Nous ne sa­vons pas quelle fut la pa­trie d’Euclide ; nous ne connais­sons guère mieux les évé­ne­ments de sa vie. Pro­clus nous ap­prend qu’il ou­vrit une école de ma­thé­ma­tiques à Alexan­drie, sous le règne de Pto­lé­mée Ier (305-282 av. J.-C.), qui ai­mait à as­sis­ter en per­sonne à ses le­çons. Mais ce roi s’aperçut bien­tôt que l’étude ap­pro­fon­die d’une science s’alliait mal­ai­sé­ment avec les soins et les sou­cis du gou­ver­ne­ment. Aussi, re­buté par les dif­fi­cul­tés, il au­rait un jour in­ter­pellé le maître en lui de­man­dant s’il n’y avait pas une voie plus fa­cile que celle des « Élé­ments ». C’est à cette oc­ca­sion qu’Euclide lui au­rait ré­pondu qu’« il n’existait pas une voie royale en géo­mé­trie »10. Cette libre ré­ponse montre, d’une part, qu’Euclide n’était pas cour­ti­san ; et de l’autre, que Pto­lé­mée ne trou­vait pas désa­gréable que les sa­vants de son pays s’entretinssent fa­mi­liè­re­ment avec lui.
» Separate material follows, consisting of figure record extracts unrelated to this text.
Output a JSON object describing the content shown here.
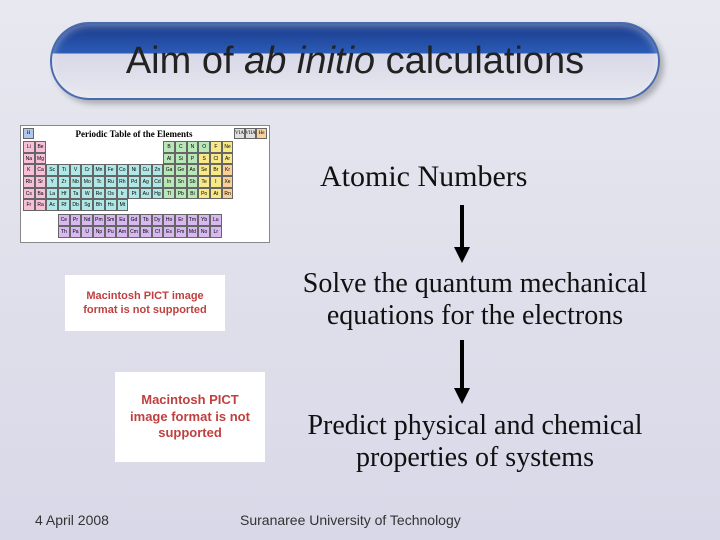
{
  "title": {
    "pre": "Aim of ",
    "italic": "ab initio",
    "post": " calculations"
  },
  "headings": {
    "atomic": "Atomic Numbers",
    "solve": "Solve the quantum mechanical equations for the electrons",
    "predict": "Predict physical and chemical properties of systems"
  },
  "pict": {
    "text": "Macintosh PICT image format is not supported"
  },
  "footer": {
    "date": "4 April 2008",
    "uni": "Suranaree University of Technology"
  },
  "periodic": {
    "title": "Periodic Table of the Elements",
    "top_left": "H",
    "top_right": [
      "VIA",
      "VIIA",
      "He"
    ],
    "row2_l": [
      "Li",
      "Be"
    ],
    "row2_r": [
      "B",
      "C",
      "N",
      "O",
      "F",
      "Ne"
    ],
    "row3_l": [
      "Na",
      "Mg"
    ],
    "row3_r": [
      "Al",
      "Si",
      "P",
      "S",
      "Cl",
      "Ar"
    ],
    "row4": [
      "K",
      "Ca",
      "Sc",
      "Ti",
      "V",
      "Cr",
      "Mn",
      "Fe",
      "Co",
      "Ni",
      "Cu",
      "Zn",
      "Ga",
      "Ge",
      "As",
      "Se",
      "Br",
      "Kr"
    ],
    "row5": [
      "Rb",
      "Sr",
      "Y",
      "Zr",
      "Nb",
      "Mo",
      "Tc",
      "Ru",
      "Rh",
      "Pd",
      "Ag",
      "Cd",
      "In",
      "Sn",
      "Sb",
      "Te",
      "I",
      "Xe"
    ],
    "row6": [
      "Cs",
      "Ba",
      "La",
      "Hf",
      "Ta",
      "W",
      "Re",
      "Os",
      "Ir",
      "Pt",
      "Au",
      "Hg",
      "Tl",
      "Pb",
      "Bi",
      "Po",
      "At",
      "Rn"
    ],
    "row7": [
      "Fr",
      "Ra",
      "Ac",
      "Rf",
      "Db",
      "Sg",
      "Bh",
      "Hs",
      "Mt",
      "",
      "",
      "",
      "",
      "",
      "",
      "",
      "",
      ""
    ],
    "lan": [
      "Ce",
      "Pr",
      "Nd",
      "Pm",
      "Sm",
      "Eu",
      "Gd",
      "Tb",
      "Dy",
      "Ho",
      "Er",
      "Tm",
      "Yb",
      "Lu"
    ],
    "act": [
      "Th",
      "Pa",
      "U",
      "Np",
      "Pu",
      "Am",
      "Cm",
      "Bk",
      "Cf",
      "Es",
      "Fm",
      "Md",
      "No",
      "Lr"
    ]
  },
  "arrows": {
    "color": "#000000",
    "width": 4,
    "length1": 52,
    "length2": 58
  }
}
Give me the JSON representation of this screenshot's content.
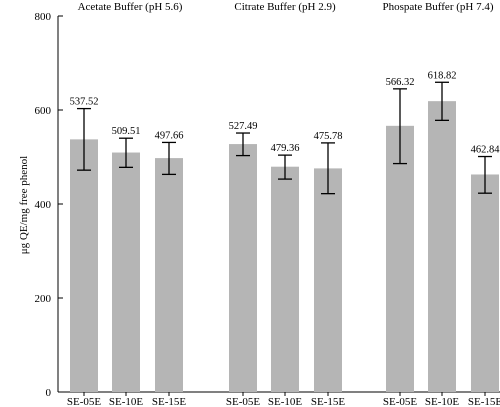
{
  "chart_data": {
    "type": "bar",
    "ylabel": "μg QE/mg free phenol",
    "ylim": [
      0,
      800
    ],
    "yticks": [
      0,
      200,
      400,
      600,
      800
    ],
    "colors": {
      "bar": "#b5b5b5",
      "axis": "#000000",
      "error_bar": "#000000"
    },
    "groups": [
      {
        "title": "Acetate Buffer (pH 5.6)",
        "bars": [
          {
            "category": "SE-05E",
            "value": 537.52,
            "label": "537.52",
            "err_low": 472,
            "err_high": 603
          },
          {
            "category": "SE-10E",
            "value": 509.51,
            "label": "509.51",
            "err_low": 478,
            "err_high": 540
          },
          {
            "category": "SE-15E",
            "value": 497.66,
            "label": "497.66",
            "err_low": 463,
            "err_high": 531
          }
        ]
      },
      {
        "title": "Citrate Buffer (pH 2.9)",
        "bars": [
          {
            "category": "SE-05E",
            "value": 527.49,
            "label": "527.49",
            "err_low": 503,
            "err_high": 551
          },
          {
            "category": "SE-10E",
            "value": 479.36,
            "label": "479.36",
            "err_low": 453,
            "err_high": 504
          },
          {
            "category": "SE-15E",
            "value": 475.78,
            "label": "475.78",
            "err_low": 422,
            "err_high": 530
          }
        ]
      },
      {
        "title": "Phospate Buffer (pH 7.4)",
        "bars": [
          {
            "category": "SE-05E",
            "value": 566.32,
            "label": "566.32",
            "err_low": 486,
            "err_high": 645
          },
          {
            "category": "SE-10E",
            "value": 618.82,
            "label": "618.82",
            "err_low": 578,
            "err_high": 659
          },
          {
            "category": "SE-15E",
            "value": 462.84,
            "label": "462.84",
            "err_low": 423,
            "err_high": 501
          }
        ]
      }
    ]
  }
}
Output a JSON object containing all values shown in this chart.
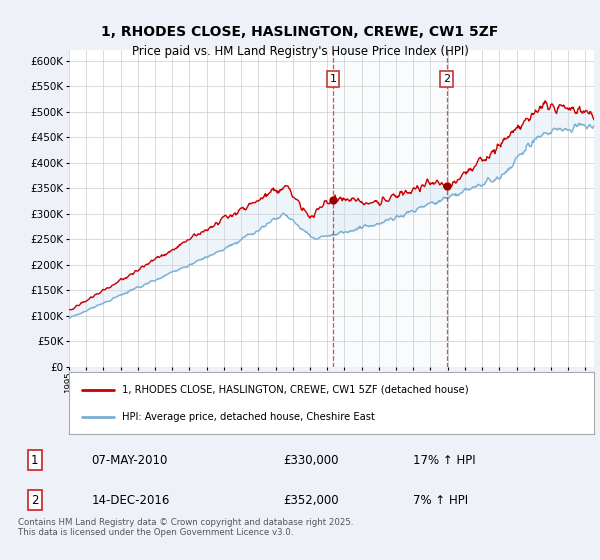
{
  "title": "1, RHODES CLOSE, HASLINGTON, CREWE, CW1 5ZF",
  "subtitle": "Price paid vs. HM Land Registry's House Price Index (HPI)",
  "legend_line1": "1, RHODES CLOSE, HASLINGTON, CREWE, CW1 5ZF (detached house)",
  "legend_line2": "HPI: Average price, detached house, Cheshire East",
  "transaction1_label": "1",
  "transaction1_date": "07-MAY-2010",
  "transaction1_price": "£330,000",
  "transaction1_hpi": "17% ↑ HPI",
  "transaction2_label": "2",
  "transaction2_date": "14-DEC-2016",
  "transaction2_price": "£352,000",
  "transaction2_hpi": "7% ↑ HPI",
  "footer": "Contains HM Land Registry data © Crown copyright and database right 2025.\nThis data is licensed under the Open Government Licence v3.0.",
  "ylim": [
    0,
    620000
  ],
  "yticks": [
    0,
    50000,
    100000,
    150000,
    200000,
    250000,
    300000,
    350000,
    400000,
    450000,
    500000,
    550000,
    600000
  ],
  "background_color": "#eef2f8",
  "plot_bg_color": "#ffffff",
  "red_line_color": "#cc0000",
  "blue_line_color": "#7aafd4",
  "fill_color": "#c8dff0",
  "grid_color": "#cccccc",
  "vline_color": "#cc3333",
  "transaction1_x": 2010.35,
  "transaction2_x": 2016.95,
  "dot_color": "#990000"
}
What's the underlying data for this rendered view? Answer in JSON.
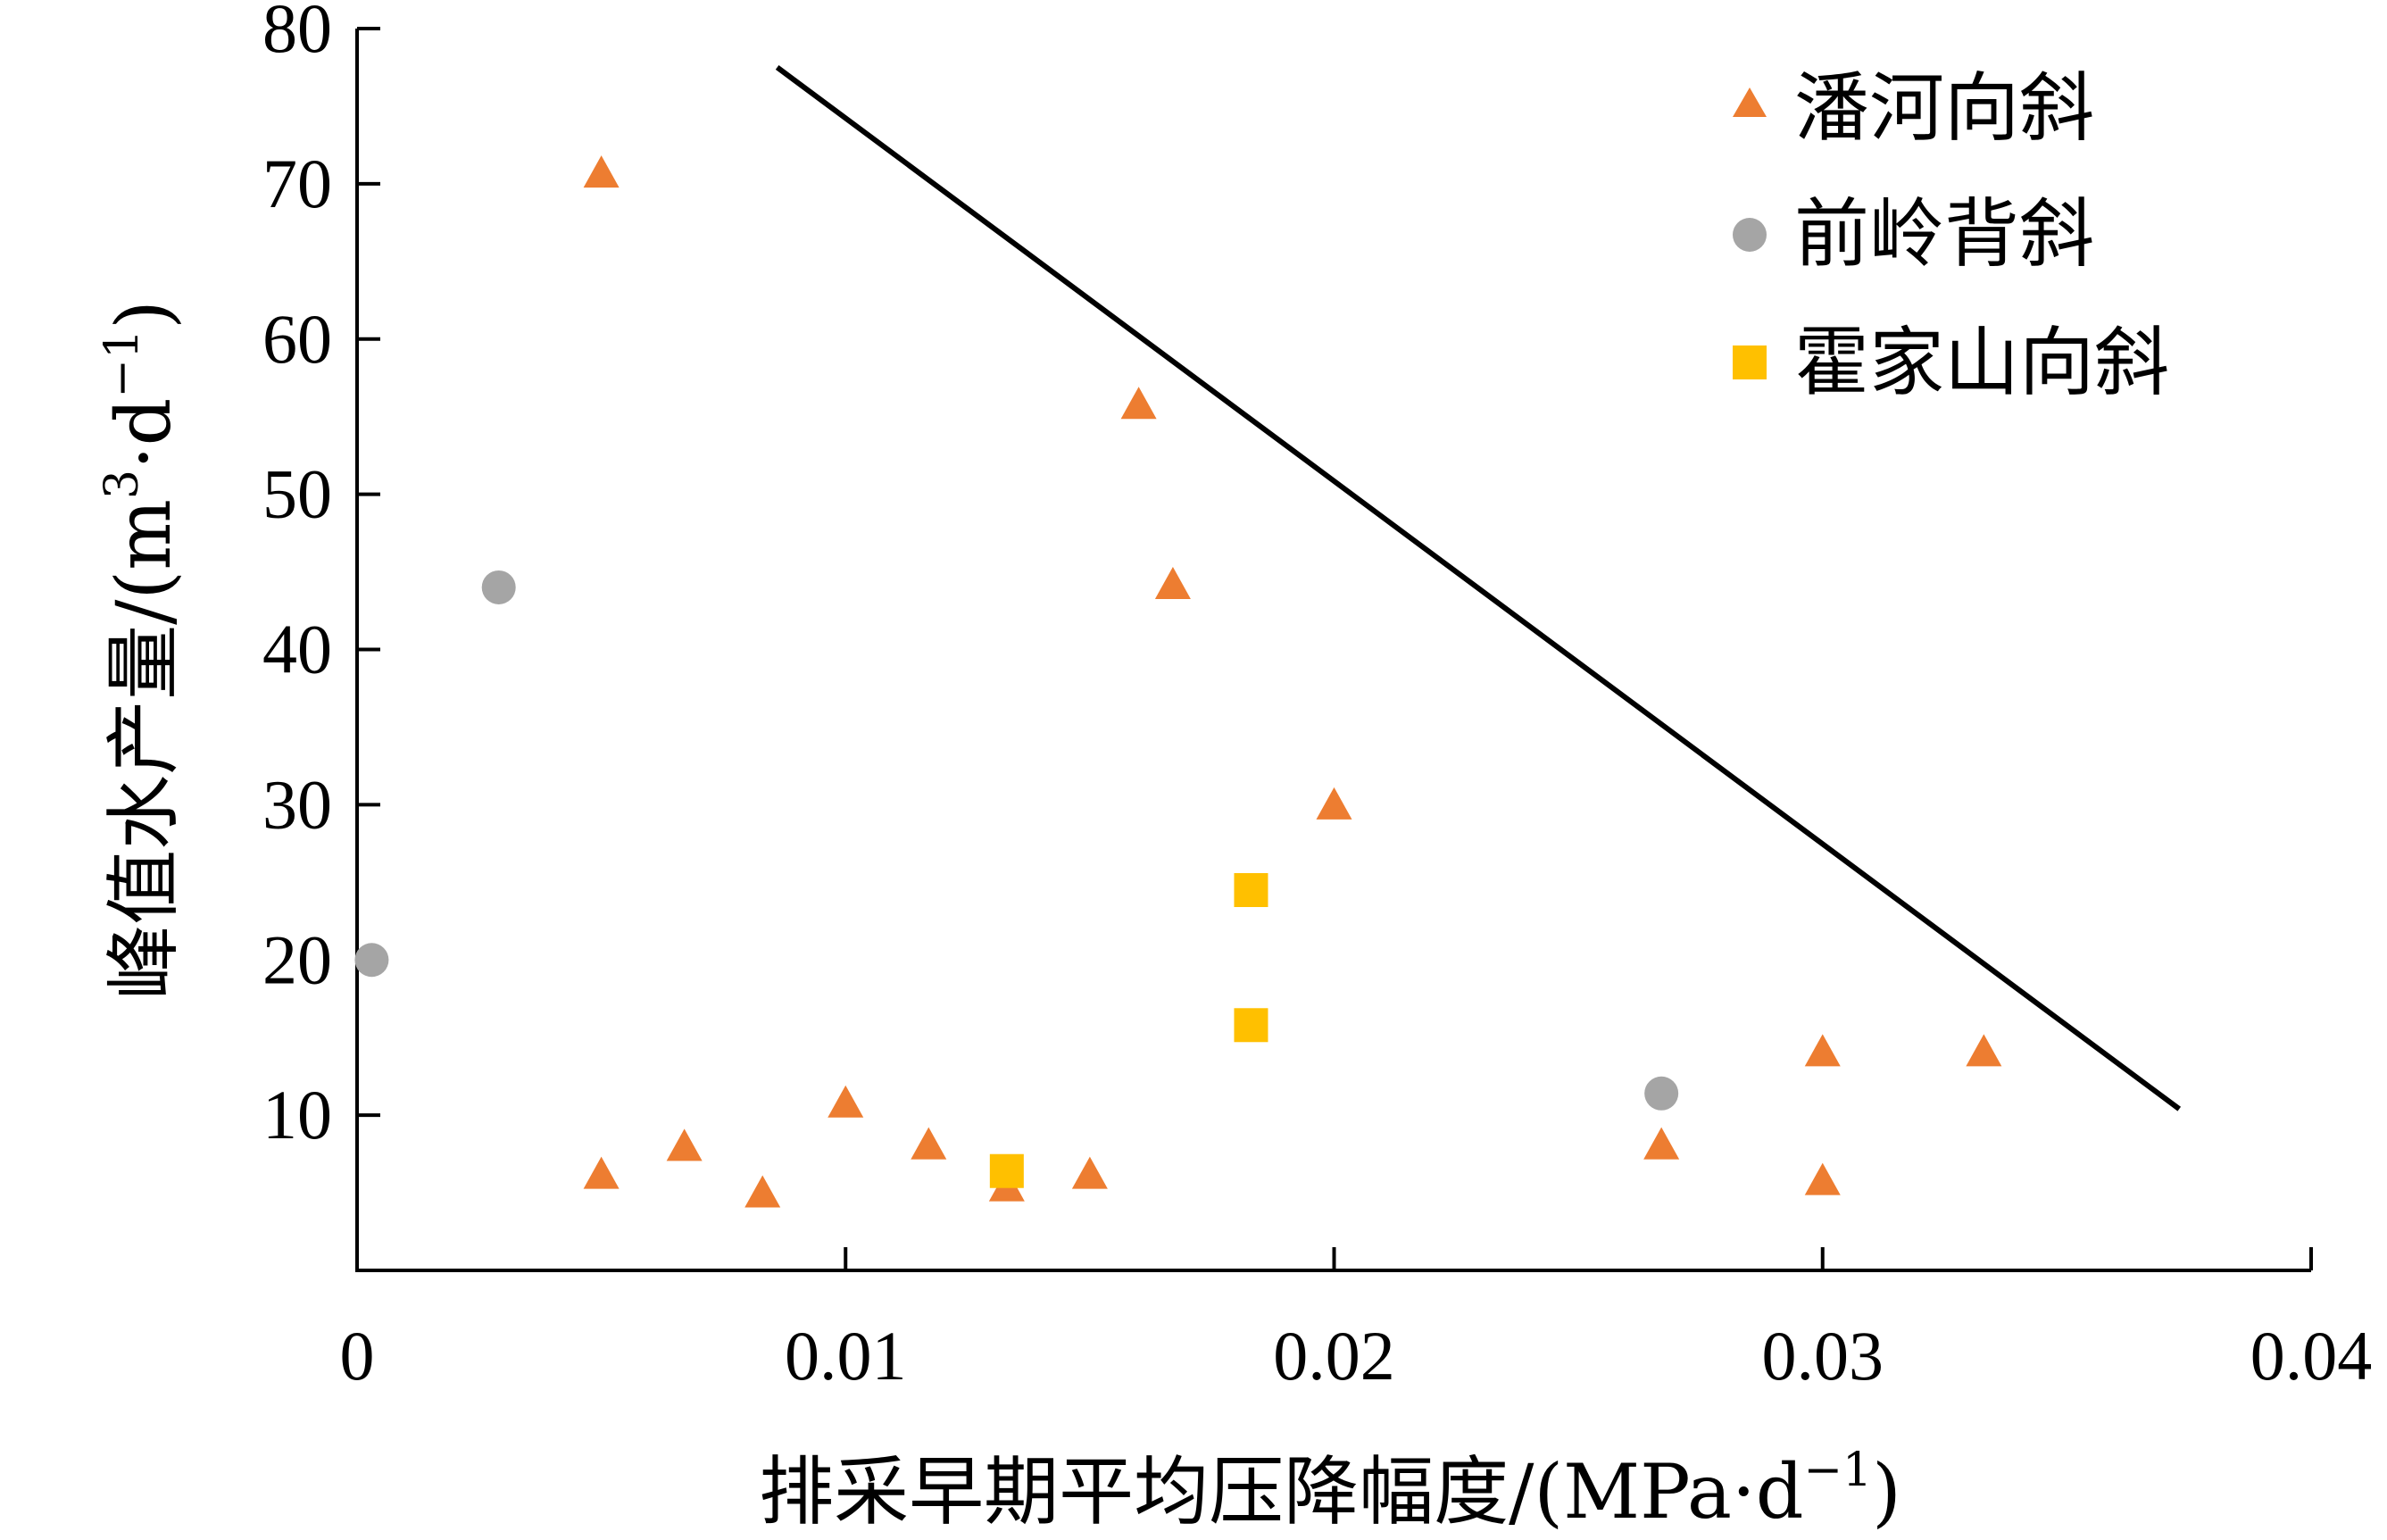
{
  "chart_data": {
    "type": "scatter",
    "xlabel": "排采早期平均压降幅度/(MPa·d",
    "xlabel_sup": "−1",
    "xlabel_end": ")",
    "ylabel": "峰值水产量/(m",
    "ylabel_sup": "3",
    "ylabel_mid": "·d",
    "ylabel_sup2": "−1",
    "ylabel_end": ")",
    "xlim": [
      0,
      0.04
    ],
    "ylim": [
      0,
      80
    ],
    "xticks": [
      0,
      0.01,
      0.02,
      0.03,
      0.04
    ],
    "xtick_labels": [
      "0",
      "0.01",
      "0.02",
      "0.03",
      "0.04"
    ],
    "yticks": [
      10,
      20,
      30,
      40,
      50,
      60,
      70,
      80
    ],
    "ytick_labels": [
      "10",
      "20",
      "30",
      "40",
      "50",
      "60",
      "70",
      "80"
    ],
    "grid": false,
    "legend_position": "top-right",
    "series": [
      {
        "name": "潘河向斜",
        "marker": "triangle",
        "color": "#ED7D31",
        "points": [
          [
            0.005,
            70.5
          ],
          [
            0.005,
            6.0
          ],
          [
            0.0067,
            7.8
          ],
          [
            0.0083,
            4.8
          ],
          [
            0.01,
            10.6
          ],
          [
            0.0117,
            7.9
          ],
          [
            0.0133,
            5.2
          ],
          [
            0.015,
            6.0
          ],
          [
            0.016,
            55.6
          ],
          [
            0.0167,
            44.0
          ],
          [
            0.02,
            29.8
          ],
          [
            0.0267,
            7.9
          ],
          [
            0.03,
            13.9
          ],
          [
            0.03,
            5.6
          ],
          [
            0.0333,
            13.9
          ]
        ]
      },
      {
        "name": "前岭背斜",
        "marker": "circle",
        "color": "#A5A5A5",
        "points": [
          [
            0.0003,
            20.0
          ],
          [
            0.0029,
            44.0
          ],
          [
            0.0267,
            11.4
          ]
        ]
      },
      {
        "name": "霍家山向斜",
        "marker": "square",
        "color": "#FFC000",
        "points": [
          [
            0.0133,
            6.4
          ],
          [
            0.0183,
            24.5
          ],
          [
            0.0183,
            15.8
          ]
        ]
      }
    ],
    "lines": [
      {
        "type": "boundary",
        "color": "#000000",
        "points": [
          [
            0.0086,
            77.5
          ],
          [
            0.0373,
            10.4
          ]
        ]
      }
    ]
  }
}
cé­lèbre sa­vant grec, dont le nom est pour la géo­mé­trie ce qu’est le nom d’Einstein pour la phy­sique

Voilà ce que nous sa­vons sur Eu­clide. Il ne me reste qu’à rap­por­ter le ju­ge­ment qu’ont porté sur lui les hommes les plus com­pé­tents. Car­dan, en par­lant de l’« En­sei­gne­ment élé­men­taire », s’exprime ainsi : « La théo­rie d’Euclide est d’une fer­meté in­ébran­lable, d’une per­fec­tion ab­so­lue. Elle émane de la lu­mière de la vé­rité. Et seuls ceux qui la pos­sèdent, sont ca­pables dans toutes les ques­tions ar­dues de dis­cer­ner le vrai du faux »11. New­ton, après avoir rem­pli le monde de sa gloire, se plai­gnait « d’avoir eu le mal­heur de se mé­prendre étran­ge­ment, dès le com­men­ce­ment de ses études ma­thé­ma­tiques, en s’appliquant à la lec­ture des ou­vrages de Des­cartes et des autres al­gé­bristes, avant d’avoir consi­déré les “Élé­ments” d’Euclide avec cette at­ten­tion que mé­rite un aussi ex­cellent écri­vain »12. En­fin, au dire d’une bio­graphe13, ce fut le livre des « Élé­ments » que le père de Pas­cal of­frit à son fils, qui n’avait que douze ans : « Ja­mais en­fant ne lut un ro­man avec plus d’avidité et de fa­ci­lité qu’il lut ce livre, lorsqu’on le lui eut mis entre les mains ».

Il n’existe pas moins de quinze tra­duc­tions fran­çaises des « Élé­ments », mais s’il fal­lait n’en choi­sir qu’une seule, je choi­si­rais celle de M. Ber­nard Vi­trac.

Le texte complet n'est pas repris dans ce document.